Note:  Do not rely on this information. It is very old.


Betting (probably from abet, to aid, to support), the staking of money or some valuable article on the issue of some event or contest. In some form or other it is very ancient; it may originally have had some religious import, and it has been conjectured from a passage in Homer (Iliad xviii. 505) and certain features of early Roman legal procedure that fines in legal proceedings had their origin in the staking of money by the respective parties to prove the truth of their assertions. Horse-racing has been the chief field of betting in England for more than a century. Such betting may be divided into bookmaking and backing. The former consists in laying odds successively against all the horses entered in a given race, or as many as possible, it being theoretically the bookmaker's object to lay an equal sum against each. The latter, which must always be a losing process in the long run, consists simply in taking the odds offered against a certain horse entered for a race. The bookmaker's profit consists in the sums lost by the backers of the losers, minus the sum he has to pay to the backer of the winner; and the former, obviously, tends to be larger the more starters there are - or rather the more of them he is able to back. Could he always lay an equal sum against each, he must win in the long run. Bookmaking arose from the difficulty backers felt in finding anyone to bet with; it has now become a less profitable trade than formerly, there being more bad debts; and the betting on great races not now commencing so long beforehand as formerly, there is less opportunity to lay against a large number of the starters. "Hedging" (laying odds against a horse which the layer has previously backed at longer odds) is a mode of minimising the risk involved in backing. Betting on elections is common enough in the United States (though, at least in some States, its discovery entails disfranchisement) and in parts of England; and various forms of sport have from time to time attracted the professional betting man, particularly yacht racing, sometimes pigeon-shooting, and, it is said, football. Betting is sometimes spoken of as an Anglo-Saxon vice, and certainly betting on horse-races is nowhere so highly developed as in England and Australia. In France, the Argentine Republic, and the United States "the turf" is to a great extent an introduction from England. But it must be remembered that other nations have their own forms of gambling - the lottery, for instance.
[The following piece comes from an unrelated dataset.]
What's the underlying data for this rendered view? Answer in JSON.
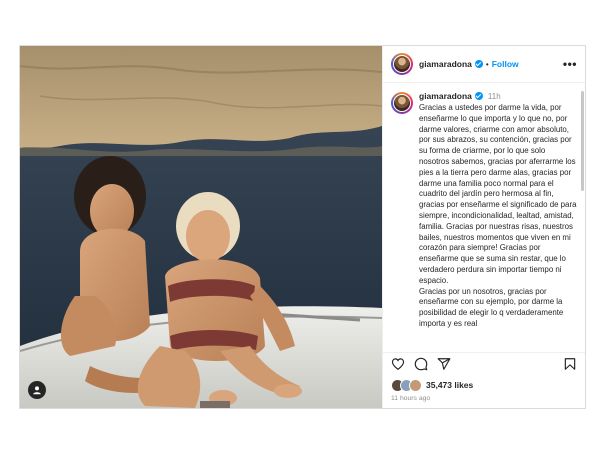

English Legislation against Betting. Gambling debts are not recognised by law. Betting houses, where lists of the current odds were exhibited and money taken in advance, were made illegal in 1853 by the Betting Houses Act, 16 and 17 Vict., c. 119. This does not affect private betting, and betting clubs, or bets where the money is not deposited beforehand. It did not extend to Scotland; and on a revival of prosecutions under it in 1869 many betting agencies were opened in Scotland and at Boulogne. In 1874, therefore, an Act was passed extending the former Act to Scotland, and making all advertisements of betting-houses illegal. It is now strictly enforced, but does not reach "tipsters," who advise how to bet. "Welshing," i.e. taking money to bet with and evading payment of losses, has long been carried on by a well-known class of men on English racecourses, but was legally decided to be a felony in 1887.

The pari-mutuel, the French system of betting, was started in 1886. Anyone may back a probable starter for any sum he pleases; the sum he deposits is noted and put into a purse, there being a separate purse for each starter; and at the close, all the money staked (less 10 per cent. for expenses) is divided among the backers of the winner. Recently it has been proposed to levy a tax on the gross receipts, for charitable purposes, and there are indications that this will soon be the only legal form of betting on racecourses in France. Laws have been passed against gambling in several of the United States, but appear to be a dead letter. Great efforts are being made to check it; but it can hardly be reached by legal means.